01Dramatisierungsgrad und Emotionalisierung
Die Tiroler Tageszeitung berichtet sachlich über den medizinischen Befund ('ist aktuell auf Rollstuhl angewiesen'), während die Boulevardmedien (Kronen Zeitung, oe24, Heute) mit Ausdrücken wie 'Horror-Sturz', 'Große Sorge', 'schwerer Unfall' und 'Reha!' arbeiten. Krone und Heute nutzen Emotionalisierungsstrategien, die das persönliche Leid verstärken sollen, während die Mitte-Zeitung den Fokus auf Fakten legt.

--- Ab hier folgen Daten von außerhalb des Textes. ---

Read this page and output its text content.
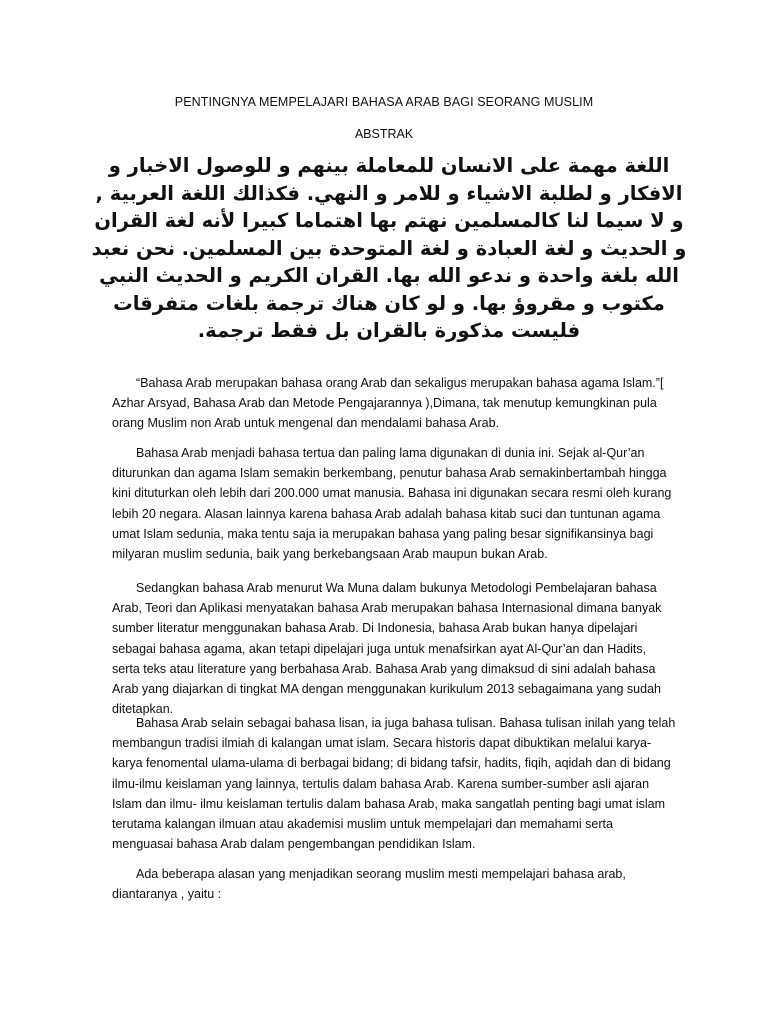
PENTINGNYA MEMPELAJARI BAHASA ARAB BAGI SEORANG MUSLIM
ABSTRAK
اللغة مهمة على الانسان للمعاملة بينهم و للوصول الاخبار و الافكار و لطلبة الاشياء و للامر و النهي. فكذالك اللغة العربية , و لا سيما لنا كالمسلمين نهتم بها اهتماما كبيرا لأنه لغة القران و الحديث و لغة العبادة و لغة المتوحدة بين المسلمين. نحن نعبد الله بلغة واحدة و ندعو الله بها. القران الكريم و الحديث النبي مكتوب و مقروؤ بها. و لو كان هناك ترجمة بلغات متفرقات فليست مذكورة بالقران بل فقط ترجمة.

“Bahasa Arab merupakan bahasa orang Arab dan sekaligus merupakan bahasa agama Islam.”[ Azhar Arsyad, Bahasa Arab dan Metode Pengajarannya ),Dimana, tak menutup kemungkinan pula orang Muslim non Arab untuk mengenal dan mendalami bahasa Arab.

Bahasa Arab menjadi bahasa tertua dan paling lama digunakan di dunia ini. Sejak al-Qur’an diturunkan dan agama Islam semakin berkembang, penutur bahasa Arab semakinbertambah hingga kini dituturkan oleh lebih dari 200.000 umat manusia. Bahasa ini digunakan secara resmi oleh kurang lebih 20 negara. Alasan lainnya karena bahasa Arab adalah bahasa kitab suci dan tuntunan agama umat Islam sedunia, maka tentu saja ia merupakan bahasa yang paling besar signifikansinya bagi milyaran muslim sedunia, baik yang berkebangsaan Arab maupun bukan Arab.

Sedangkan bahasa Arab menurut Wa Muna dalam bukunya Metodologi Pembelajaran bahasa Arab, Teori dan Aplikasi menyatakan bahasa Arab merupakan bahasa Internasional dimana banyak sumber literatur menggunakan bahasa Arab. Di Indonesia, bahasa Arab bukan hanya dipelajari sebagai bahasa agama, akan tetapi dipelajari juga untuk menafsirkan ayat Al-Qur’an dan Hadits, serta teks atau literature yang berbahasa Arab. Bahasa Arab yang dimaksud di sini adalah bahasa Arab yang diajarkan di tingkat MA dengan menggunakan kurikulum 2013 sebagaimana yang sudah ditetapkan.

Bahasa Arab selain sebagai bahasa lisan, ia juga bahasa tulisan. Bahasa tulisan inilah yang telah membangun tradisi ilmiah di kalangan umat islam. Secara historis dapat dibuktikan melalui karya-karya fenomental ulama-ulama di berbagai bidang; di bidang tafsir, hadits, fiqih, aqidah dan di bidang ilmu-ilmu keislaman yang lainnya, tertulis dalam bahasa Arab. Karena sumber-sumber asli ajaran Islam dan ilmu- ilmu keislaman tertulis dalam bahasa Arab, maka sangatlah penting bagi umat islam terutama kalangan ilmuan atau akademisi muslim untuk mempelajari dan memahami serta menguasai bahasa Arab dalam pengembangan pendidikan Islam.

Ada beberapa alasan yang menjadikan seorang muslim mesti mempelajari bahasa arab, diantaranya , yaitu :
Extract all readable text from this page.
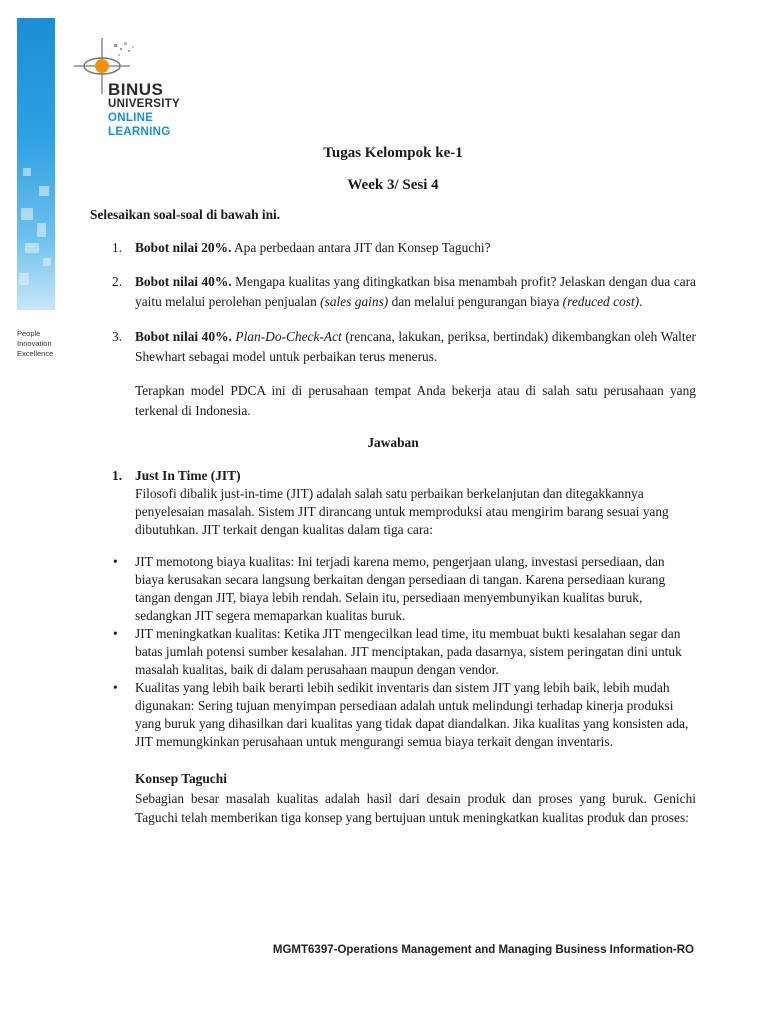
People
Innovation
Excellence
BINUS
UNIVERSITY
ONLINE
LEARNING
Tugas Kelompok ke-1
Week 3/ Sesi 4
Selesaikan soal-soal di bawah ini.
1. Bobot nilai 20%. Apa perbedaan antara JIT dan Konsep Taguchi?
2. Bobot nilai 40%. Mengapa kualitas yang ditingkatkan bisa menambah profit? Jelaskan dengan dua cara yaitu melalui perolehan penjualan (sales gains) dan melalui pengurangan biaya (reduced cost).
3. Bobot nilai 40%. Plan-Do-Check-Act (rencana, lakukan, periksa, bertindak) dikembangkan oleh Walter Shewhart sebagai model untuk perbaikan terus menerus.
Terapkan model PDCA ini di perusahaan tempat Anda bekerja atau di salah satu perusahaan yang terkenal di Indonesia.
Jawaban
1. Just In Time (JIT)
Filosofi dibalik just-in-time (JIT) adalah salah satu perbaikan berkelanjutan dan ditegakkannya penyelesaian masalah. Sistem JIT dirancang untuk memproduksi atau mengirim barang sesuai yang dibutuhkan. JIT terkait dengan kualitas dalam tiga cara:
• JIT memotong biaya kualitas: Ini terjadi karena memo, pengerjaan ulang, investasi persediaan, dan biaya kerusakan secara langsung berkaitan dengan persediaan di tangan. Karena persediaan kurang tangan dengan JIT, biaya lebih rendah. Selain itu, persediaan menyembunyikan kualitas buruk, sedangkan JIT segera memaparkan kualitas buruk.
• JIT meningkatkan kualitas: Ketika JIT mengecilkan lead time, itu membuat bukti kesalahan segar dan batas jumlah potensi sumber kesalahan. JIT menciptakan, pada dasarnya, sistem peringatan dini untuk masalah kualitas, baik di dalam perusahaan maupun dengan vendor.
• Kualitas yang lebih baik berarti lebih sedikit inventaris dan sistem JIT yang lebih baik, lebih mudah digunakan: Sering tujuan menyimpan persediaan adalah untuk melindungi terhadap kinerja produksi yang buruk yang dihasilkan dari kualitas yang tidak dapat diandalkan. Jika kualitas yang konsisten ada, JIT memungkinkan perusahaan untuk mengurangi semua biaya terkait dengan inventaris.
Konsep Taguchi
Sebagian besar masalah kualitas adalah hasil dari desain produk dan proses yang buruk. Genichi Taguchi telah memberikan tiga konsep yang bertujuan untuk meningkatkan kualitas produk dan proses:
MGMT6397-Operations Management and Managing Business Information-RO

02Narrative des Comebacks und der Hoffnung
Boulevardmedien (Krone, Heute, oe24) konstruieren parallel eine Hoffnungs- und Comeback-Narrative: ein österreichischer Trainer soll den Athleten zurück an die Spitze führen, Sponsoren sind ein Problem, aber die Lösung winkt ('Österreicher soll's richten'). Die Tiroler Tageszeitung berichtet davon nicht; sie konzentriert sich auf den gegenwärtigen Zustand ohne Ausblick auf berufliche Perspektiven.
03Österreich-Fokus und wirtschaftliche Winkel
Krone und Heute präsentieren durchgehend österreichische Lösungen ('rot-weiß-rote Ski-Marke', 'Österreicher'), was einen nationalen Erfolgs- oder Solidaritätsframe schafft. oe24 dagegen fokussiert auf die wirtschaftliche Krise ('Keine Sponsoren: Karriereende droht'), was negativer ist. Die Tiroler Tageszeitung nimmt solche wirtschaftlichen oder patriotischen Winkel nicht auf.